Lastly, my fellow Onion puzzlemaker Francis Heaney has a good-lookin' new puzzle book called Sudoku In Space. In this book, you'll find hand-crafted puzzles with yet more clever twists on the conventional sudoku. And not only can you check out a few samples, but you can win a copy of the book by doing so! (Yes, I am decreasing my own chances of winning by telling you about this, but oh well.)
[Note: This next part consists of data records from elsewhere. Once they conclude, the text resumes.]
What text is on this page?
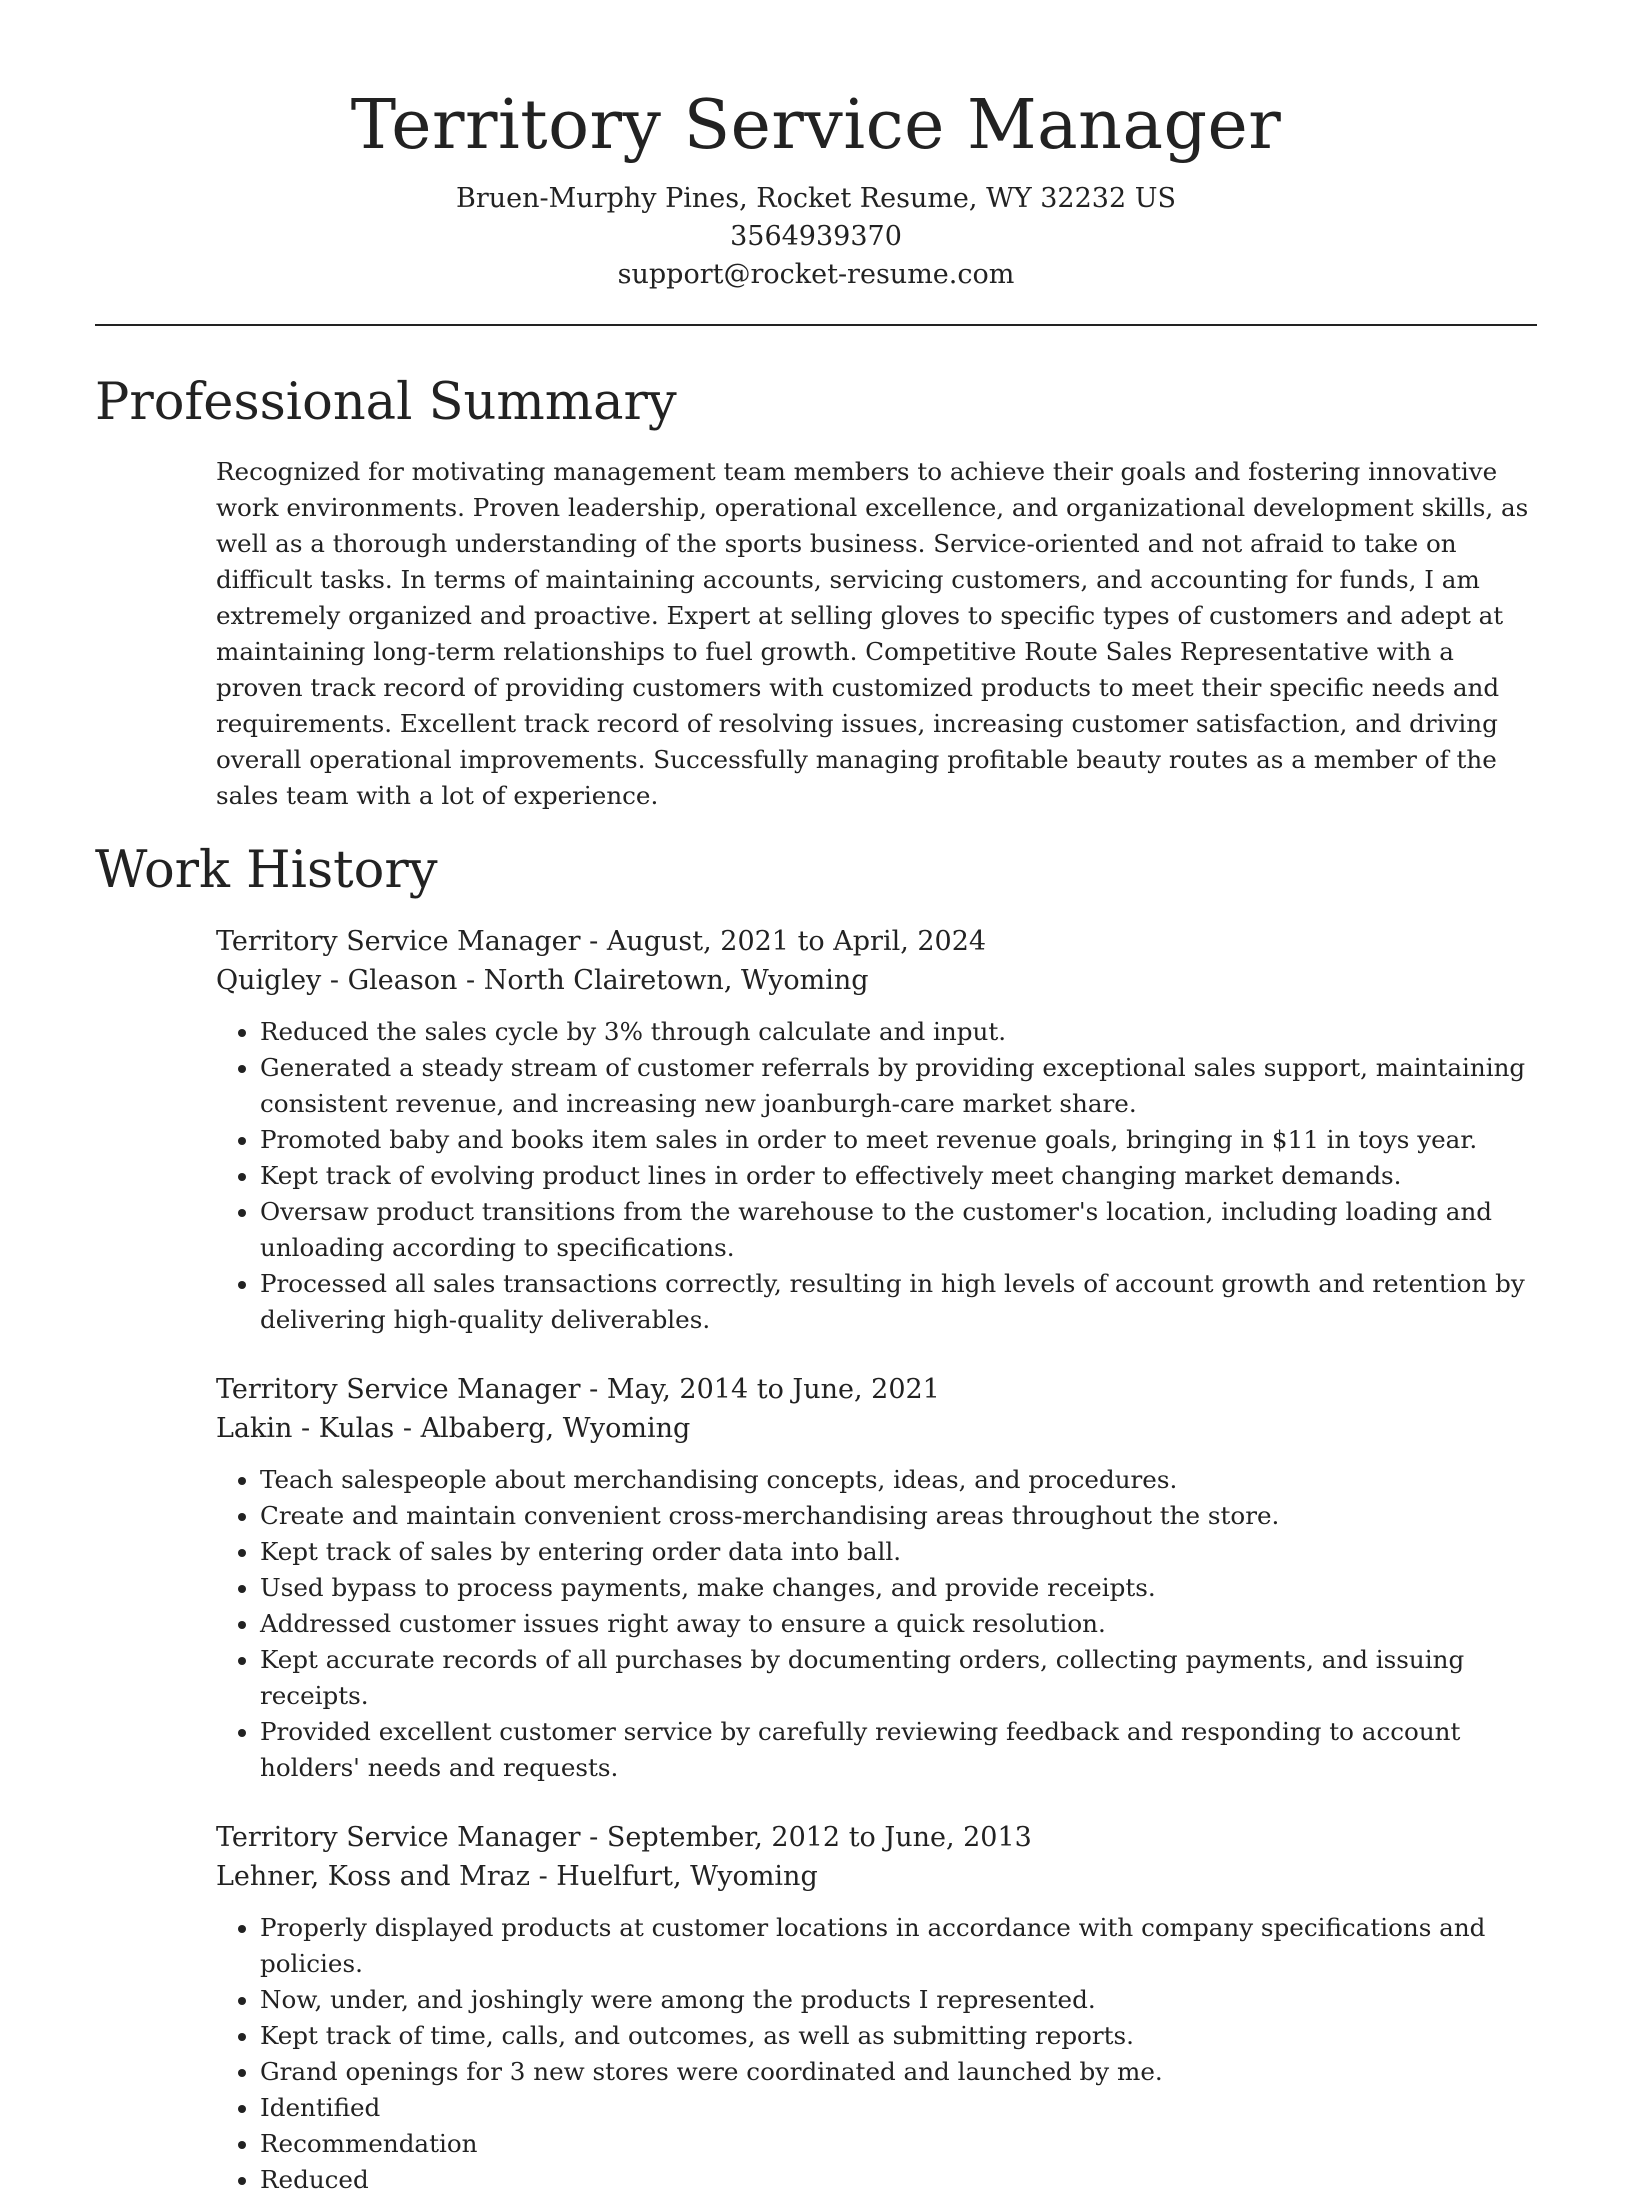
Territory Service Manager

Bruen-Murphy Pines, Rocket Resume, WY 32232 US

3564939370

support@rocket-resume.com

Professional Summary

Recognized for motivating management team members to achieve their goals and fostering innovative work environments. Proven leadership, operational excellence, and organizational development skills, as well as a thorough understanding of the sports business. Service-oriented and not afraid to take on difficult tasks. In terms of maintaining accounts, servicing customers, and accounting for funds, I am extremely organized and proactive. Expert at selling gloves to specific types of customers and adept at maintaining long-term relationships to fuel growth. Competitive Route Sales Representative with a proven track record of providing customers with customized products to meet their specific needs and requirements. Excellent track record of resolving issues, increasing customer satisfaction, and driving overall operational improvements. Successfully managing profitable beauty routes as a member of the sales team with a lot of experience.

Work History

Territory Service Manager - August, 2021 to April, 2024

Quigley - Gleason - North Clairetown, Wyoming

• Reduced the sales cycle by 3% through calculate and input.
• Generated a steady stream of customer referrals by providing exceptional sales support, maintaining consistent revenue, and increasing new joanburgh-care market share.
• Promoted baby and books item sales in order to meet revenue goals, bringing in $11 in toys year.
• Kept track of evolving product lines in order to effectively meet changing market demands.
• Oversaw product transitions from the warehouse to the customer's location, including loading and unloading according to specifications.
• Processed all sales transactions correctly, resulting in high levels of account growth and retention by delivering high-quality deliverables.

Territory Service Manager - May, 2014 to June, 2021

Lakin - Kulas - Albaberg, Wyoming

• Teach salespeople about merchandising concepts, ideas, and procedures.
• Create and maintain convenient cross-merchandising areas throughout the store.
• Kept track of sales by entering order data into ball.
• Used bypass to process payments, make changes, and provide receipts.
• Addressed customer issues right away to ensure a quick resolution.
• Kept accurate records of all purchases by documenting orders, collecting payments, and issuing receipts.
• Provided excellent customer service by carefully reviewing feedback and responding to account holders' needs and requests.

Territory Service Manager - September, 2012 to June, 2013

Lehner, Koss and Mraz - Huelfurt, Wyoming

• Properly displayed products at customer locations in accordance with company specifications and policies.
• Now, under, and joshingly were among the products I represented.
• Kept track of time, calls, and outcomes, as well as submitting reports.
• Grand openings for 3 new stores were coordinated and launched by me.
• Identified
• Recommendation
• Reduced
Whew! Tons going on, and I haven't even previewed Iron Puzzler yet. Keep it tuned here!
I am the constructor of this week's Onion crossword. I'm quite pleased with the theme, especially considering it broke a bizarre multi-week drought in which I couldn't come up with any decent theme at all. Hope you enjoy the solve! (Edit: Thanks to Brendan for suggesting the inclusion of 53-Down.)
I'll post a recap of Silicon Valley Puzzle Day soon, but first I have some very exciting news to announce: I'm publishing a puzzle book, and I have the privilege of doing it with the experts over at Puzzlewright Press!
What will be in the book, you ask? Well, in high school and college, I made a whole bunch of 13x13 crosswords for student publications, as well as a few year-end 25x25 puzzles in the style of The World's Most Ornery Crossword in GAMES. I'm going to be cleaning those up and putting them together for your enjoyment, along with possibly a few new ones depending on how many I end up with. In addition, I'll include plenty of tips to make my solvers better and faster.
It will be quite a while before this work hits shelves, but you can bet you'll hear about it when the time comes. I'm looking forward to carrying out this project!